Il est bien facile de résumer l'adversité rencontrée à Lisbonne au pedigree européen des adversaires. Mais ce qu'il restait du Barça valait-il mieux que l'Atalanta Bergame, présentée avant son match contre Paris comme l'équipe qui joue le mieux en Europe ? Rappelons aussi que le grand favori de la compétition, Liverpool, flamboyant tenant du titre et champion d'Angleterre, figurait dans la partie de tableau des Parisiens.

Neymar et Kylian Mbappé lors de la victoire du PSG sur l'Atalanta Bergame en Ligue des champions

Crédit: Getty Images

Une leçon face au Real

Rappelons aussi que le monstre Atlético Madrid de Diego Simeone, tombeur des redoutables Reds, a succombé face à Leipzig. Paris ne va pas s'excuser d'être au rendez-vous sans ceux qui auraient dû l'y accompagner. Faut-il rappeler que le PSG s'est éclairci son horizon en 8e de finale parce qu'il a fini premier de son groupe et pris assez largement le dessus sur le Real Madrid (3-0, 2-2), vainqueur de trois des quatre dernières éditions ? Non, Paris n'a rien volé.
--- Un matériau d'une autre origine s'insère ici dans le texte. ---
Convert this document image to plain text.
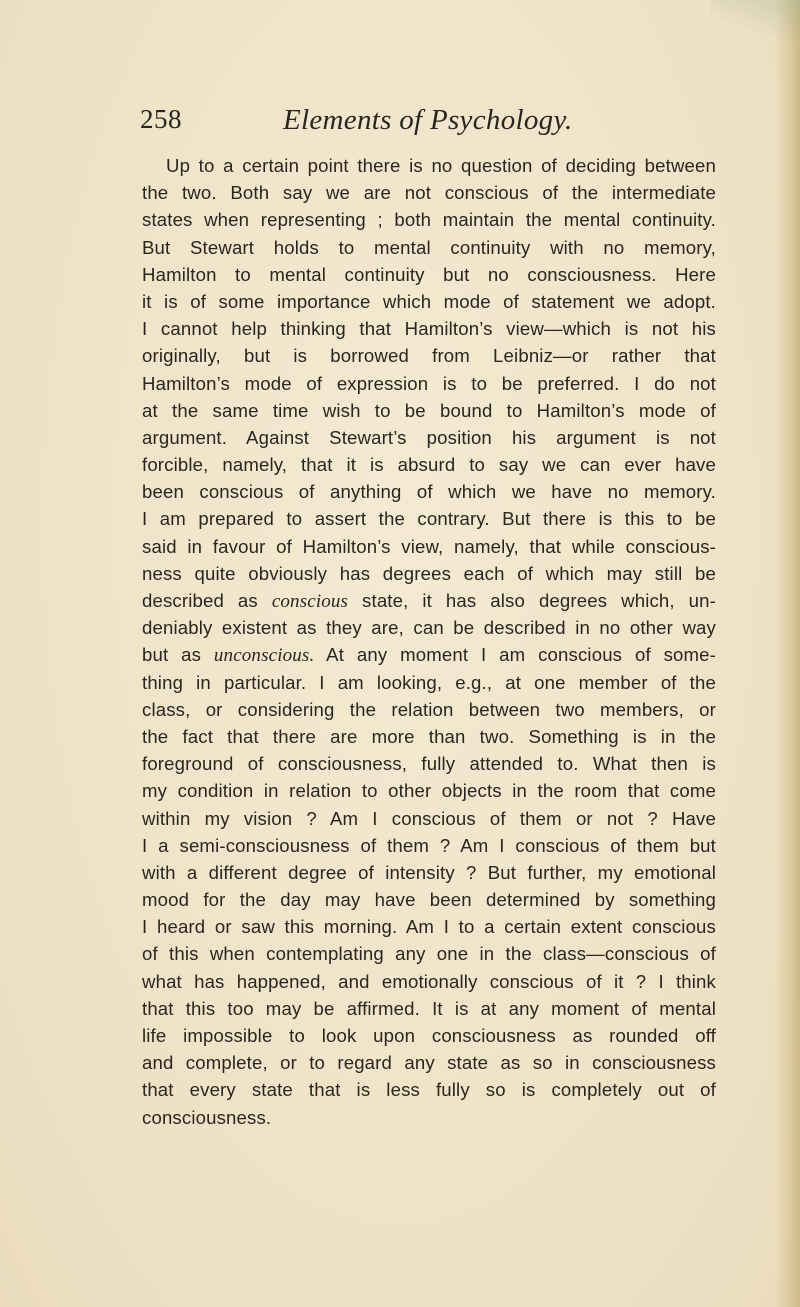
258	Elements of Psychology.
Up to a certain point there is no question of deciding between
the two. Both say we are not conscious of the intermediate
states when representing ; both maintain the mental continuity.
But Stewart holds to mental continuity with no memory,
Hamilton to mental continuity but no consciousness. Here
it is of some importance which mode of statement we adopt.
I cannot help thinking that Hamilton’s view—which is not his
originally, but is borrowed from Leibniz—or rather that
Hamilton’s mode of expression is to be preferred. I do not
at the same time wish to be bound to Hamilton’s mode of
argument. Against Stewart’s position his argument is not
forcible, namely, that it is absurd to say we can ever have
been conscious of anything of which we have no memory.
I am prepared to assert the contrary. But there is this to be
said in favour of Hamilton’s view, namely, that while conscious-
ness quite obviously has degrees each of which may still be
described as conscious state, it has also degrees which, un-
deniably existent as they are, can be described in no other way
but as unconscious. At any moment I am conscious of some-
thing in particular. I am looking, e.g., at one member of the
class, or considering the relation between two members, or
the fact that there are more than two. Something is in the
foreground of consciousness, fully attended to. What then is
my condition in relation to other objects in the room that come
within my vision ? Am I conscious of them or not ? Have
I a semi-consciousness of them ? Am I conscious of them but
with a different degree of intensity ? But further, my emotional
mood for the day may have been determined by something
I heard or saw this morning. Am I to a certain extent conscious
of this when contemplating any one in the class—conscious of
what has happened, and emotionally conscious of it ? I think
that this too may be affirmed. It is at any moment of mental
life impossible to look upon consciousness as rounded off
and complete, or to regard any state as so in consciousness
that every state that is less fully so is completely out of
consciousness.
D'autant que le sort n'a pas épargné des Parisiens qui ont vécu cette aventure lisboète sans leur meilleur milieu de terrain (Marco Verratti, entré en jeu seulement dans les dernières minutes face à Leipzig), l'ont démarrée sans leur détonateur (Mbappé) et l'ont poursuivie sans leur gardien de but (Navas). Une victoire face au Bayern Munich en finale éteindra ce débat inutile. Mais il ne faudrait pas que la présence de Lyon dimanche lui donne plus de poids encore. Cette qualification, malgré le parcours, doit déjà être considérée comme un accomplissement. Parce que Paris a enterré tous ses démons. Parce que Paris n'est plus maudit.